A censor might have taken issue with any number of items in here, but the straw that broke the camel’s back was a seemingly innocuous scene depicting the wedding of two of Stojanovic’s friends, Ljubiša Ristić and Višnja Poštić, who happened to be related to Generals in the Yugoslav People’s Army. The inclusion of pseudo-surreptitious footage of high revolutionary officials milling about at a bourgeois ceremony under the benevolent gaze of a bas relief Tito was one piss-take too many, and Stojanovic was caught up in what would be a quiet crackdown. Gotovac, who would reproduce his streak down Sremska Street ten years later for a performance in Zagreb, had his art school matriculation delayed for years. Aleksandar Petrović, the professor who had been instrumental in completing Plastic Jesus, found his latest film, an adaptation of Mikhail Bulgakov’s The Master and Margarita, suddenly withdrawn from distribution, around the time that a “Letter” issued by Tito in September 1972 recommended a rollback on liberalism in the wake of the Croatian Spring.

I haven’t seen Stojanovic’s later film work, which apparently includes a 2008 documentary incorporating footage of the war crimes of a Serbian paramilitary group during the Bosnian War.
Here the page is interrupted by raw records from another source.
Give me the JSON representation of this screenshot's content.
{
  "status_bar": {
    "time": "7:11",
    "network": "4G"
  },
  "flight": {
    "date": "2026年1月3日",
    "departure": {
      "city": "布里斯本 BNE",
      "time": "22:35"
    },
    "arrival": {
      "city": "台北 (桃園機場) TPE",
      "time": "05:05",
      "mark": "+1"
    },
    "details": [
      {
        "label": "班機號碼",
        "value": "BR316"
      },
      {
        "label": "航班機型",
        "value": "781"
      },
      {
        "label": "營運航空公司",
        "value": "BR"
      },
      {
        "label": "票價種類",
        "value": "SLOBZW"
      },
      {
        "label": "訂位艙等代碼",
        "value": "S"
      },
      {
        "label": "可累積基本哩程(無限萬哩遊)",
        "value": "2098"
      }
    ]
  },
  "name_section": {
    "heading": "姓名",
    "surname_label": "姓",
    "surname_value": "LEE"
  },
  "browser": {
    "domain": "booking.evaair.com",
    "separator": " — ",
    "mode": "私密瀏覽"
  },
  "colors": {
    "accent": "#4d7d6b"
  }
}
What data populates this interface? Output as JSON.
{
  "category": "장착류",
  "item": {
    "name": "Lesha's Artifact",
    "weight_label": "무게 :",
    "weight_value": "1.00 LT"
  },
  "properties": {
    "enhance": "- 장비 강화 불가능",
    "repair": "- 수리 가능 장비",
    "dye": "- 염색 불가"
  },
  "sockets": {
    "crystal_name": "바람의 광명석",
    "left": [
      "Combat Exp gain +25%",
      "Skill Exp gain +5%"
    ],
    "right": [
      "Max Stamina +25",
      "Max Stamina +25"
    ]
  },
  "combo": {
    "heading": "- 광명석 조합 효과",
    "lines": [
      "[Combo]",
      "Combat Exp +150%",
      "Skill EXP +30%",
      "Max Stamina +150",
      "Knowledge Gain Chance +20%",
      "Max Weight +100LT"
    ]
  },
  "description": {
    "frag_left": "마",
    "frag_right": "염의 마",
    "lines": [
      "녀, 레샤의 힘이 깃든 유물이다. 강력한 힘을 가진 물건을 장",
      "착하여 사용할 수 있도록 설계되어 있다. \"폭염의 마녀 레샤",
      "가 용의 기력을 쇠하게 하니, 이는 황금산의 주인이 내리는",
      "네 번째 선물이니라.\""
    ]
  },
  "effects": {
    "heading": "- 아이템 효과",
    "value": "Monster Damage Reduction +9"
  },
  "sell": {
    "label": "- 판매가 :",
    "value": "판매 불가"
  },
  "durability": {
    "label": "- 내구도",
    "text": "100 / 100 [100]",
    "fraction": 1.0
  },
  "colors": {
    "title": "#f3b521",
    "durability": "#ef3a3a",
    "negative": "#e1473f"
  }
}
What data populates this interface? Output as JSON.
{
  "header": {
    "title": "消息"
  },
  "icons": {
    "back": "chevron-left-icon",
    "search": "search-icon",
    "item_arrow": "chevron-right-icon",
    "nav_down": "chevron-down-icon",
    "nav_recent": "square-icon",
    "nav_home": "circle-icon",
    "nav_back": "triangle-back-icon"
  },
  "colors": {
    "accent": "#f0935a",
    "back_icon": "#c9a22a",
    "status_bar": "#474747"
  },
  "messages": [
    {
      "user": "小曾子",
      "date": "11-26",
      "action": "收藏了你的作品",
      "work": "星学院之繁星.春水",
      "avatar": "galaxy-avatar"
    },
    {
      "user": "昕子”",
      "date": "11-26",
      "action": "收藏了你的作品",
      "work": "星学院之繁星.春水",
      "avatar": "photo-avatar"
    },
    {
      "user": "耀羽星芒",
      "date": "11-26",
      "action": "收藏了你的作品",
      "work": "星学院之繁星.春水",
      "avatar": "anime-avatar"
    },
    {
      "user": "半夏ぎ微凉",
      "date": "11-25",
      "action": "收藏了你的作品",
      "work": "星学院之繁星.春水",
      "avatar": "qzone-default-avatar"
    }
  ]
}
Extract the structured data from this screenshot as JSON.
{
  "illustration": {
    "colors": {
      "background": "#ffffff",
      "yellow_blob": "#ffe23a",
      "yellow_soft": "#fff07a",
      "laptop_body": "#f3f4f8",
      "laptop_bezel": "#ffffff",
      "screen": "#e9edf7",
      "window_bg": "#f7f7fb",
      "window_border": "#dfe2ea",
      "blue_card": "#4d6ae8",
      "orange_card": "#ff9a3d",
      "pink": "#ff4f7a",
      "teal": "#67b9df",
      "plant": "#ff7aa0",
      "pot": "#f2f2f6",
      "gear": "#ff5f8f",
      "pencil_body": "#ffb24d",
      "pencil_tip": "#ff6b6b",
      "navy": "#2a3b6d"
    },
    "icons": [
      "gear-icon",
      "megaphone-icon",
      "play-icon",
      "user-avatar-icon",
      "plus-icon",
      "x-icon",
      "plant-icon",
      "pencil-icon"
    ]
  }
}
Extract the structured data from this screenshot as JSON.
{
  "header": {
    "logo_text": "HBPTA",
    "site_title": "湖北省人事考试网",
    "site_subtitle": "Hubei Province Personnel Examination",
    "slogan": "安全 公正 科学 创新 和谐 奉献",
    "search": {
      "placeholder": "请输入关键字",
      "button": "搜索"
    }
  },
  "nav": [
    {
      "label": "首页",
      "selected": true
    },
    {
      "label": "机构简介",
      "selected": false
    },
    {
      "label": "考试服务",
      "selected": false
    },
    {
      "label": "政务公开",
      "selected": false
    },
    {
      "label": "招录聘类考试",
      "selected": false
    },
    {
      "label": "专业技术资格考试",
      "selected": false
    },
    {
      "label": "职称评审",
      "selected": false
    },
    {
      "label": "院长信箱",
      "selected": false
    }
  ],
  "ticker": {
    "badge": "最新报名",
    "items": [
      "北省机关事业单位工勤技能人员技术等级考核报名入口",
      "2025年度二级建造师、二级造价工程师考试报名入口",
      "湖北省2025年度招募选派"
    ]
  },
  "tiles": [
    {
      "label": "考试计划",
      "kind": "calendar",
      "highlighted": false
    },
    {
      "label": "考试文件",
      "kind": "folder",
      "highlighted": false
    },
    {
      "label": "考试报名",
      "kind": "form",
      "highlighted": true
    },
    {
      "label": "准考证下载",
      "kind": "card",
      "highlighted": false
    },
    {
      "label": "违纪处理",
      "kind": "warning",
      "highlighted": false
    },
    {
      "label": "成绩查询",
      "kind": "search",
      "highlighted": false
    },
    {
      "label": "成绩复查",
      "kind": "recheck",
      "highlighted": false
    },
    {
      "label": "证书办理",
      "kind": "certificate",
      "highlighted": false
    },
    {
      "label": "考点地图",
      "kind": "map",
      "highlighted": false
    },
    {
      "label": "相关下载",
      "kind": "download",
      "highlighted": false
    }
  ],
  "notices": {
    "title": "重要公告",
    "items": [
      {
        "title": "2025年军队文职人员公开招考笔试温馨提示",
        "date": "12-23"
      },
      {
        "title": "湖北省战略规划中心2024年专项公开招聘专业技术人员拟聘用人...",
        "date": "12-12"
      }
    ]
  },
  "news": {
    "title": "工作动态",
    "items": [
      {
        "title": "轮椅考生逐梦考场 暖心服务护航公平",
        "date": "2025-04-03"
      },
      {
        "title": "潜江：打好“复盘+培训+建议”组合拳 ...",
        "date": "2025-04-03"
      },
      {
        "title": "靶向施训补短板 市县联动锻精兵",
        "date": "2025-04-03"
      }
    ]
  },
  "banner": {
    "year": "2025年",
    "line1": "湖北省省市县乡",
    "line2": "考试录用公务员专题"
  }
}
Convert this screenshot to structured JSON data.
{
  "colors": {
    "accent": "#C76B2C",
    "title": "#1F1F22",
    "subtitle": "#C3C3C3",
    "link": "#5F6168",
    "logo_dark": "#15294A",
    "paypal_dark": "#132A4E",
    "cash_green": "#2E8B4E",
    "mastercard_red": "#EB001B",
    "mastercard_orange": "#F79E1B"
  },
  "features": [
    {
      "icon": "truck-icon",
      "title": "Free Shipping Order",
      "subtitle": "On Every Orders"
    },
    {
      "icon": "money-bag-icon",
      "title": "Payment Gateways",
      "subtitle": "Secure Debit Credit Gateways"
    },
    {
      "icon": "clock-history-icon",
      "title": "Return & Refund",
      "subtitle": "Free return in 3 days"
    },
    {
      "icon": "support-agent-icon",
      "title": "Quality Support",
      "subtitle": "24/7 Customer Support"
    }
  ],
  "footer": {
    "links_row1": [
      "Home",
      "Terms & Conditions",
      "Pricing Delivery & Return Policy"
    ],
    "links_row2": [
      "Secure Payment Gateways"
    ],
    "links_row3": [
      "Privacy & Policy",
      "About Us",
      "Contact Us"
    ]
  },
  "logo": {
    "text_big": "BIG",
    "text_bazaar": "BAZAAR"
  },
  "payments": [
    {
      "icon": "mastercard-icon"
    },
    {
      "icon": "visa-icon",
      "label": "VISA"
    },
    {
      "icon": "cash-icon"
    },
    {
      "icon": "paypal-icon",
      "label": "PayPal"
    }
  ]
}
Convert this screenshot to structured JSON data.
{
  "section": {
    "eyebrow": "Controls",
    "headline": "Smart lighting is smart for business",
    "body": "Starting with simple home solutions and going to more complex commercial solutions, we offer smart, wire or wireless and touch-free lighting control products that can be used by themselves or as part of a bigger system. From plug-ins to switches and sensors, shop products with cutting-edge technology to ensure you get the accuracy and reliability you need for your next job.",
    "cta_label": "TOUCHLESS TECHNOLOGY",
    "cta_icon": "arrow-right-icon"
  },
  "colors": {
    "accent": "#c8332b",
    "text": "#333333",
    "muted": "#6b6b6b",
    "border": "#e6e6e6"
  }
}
It’s certainly true that nothing would achieve the notoriety of Plastic Jesus—the communist nations, like the capitalist ones, produced their share of filmmakers too insubordinate to thrive within the system. But freed of its original, oppositional “use-value,” Plastic Jesus is more than a time-capsule, a counterpropaganda equivalent to the newsreels from which Stojanovic freely clips. Brimming with youthful bellicosity, it’s a live-wire with some crackle in it yet.

Lazar Stojanovic’s Plastic Jesus plays April 15–21 at the Museum of Modern Art in New York. The filmmaker will be in attendance on Friday, April 15 and Saturday, April 16.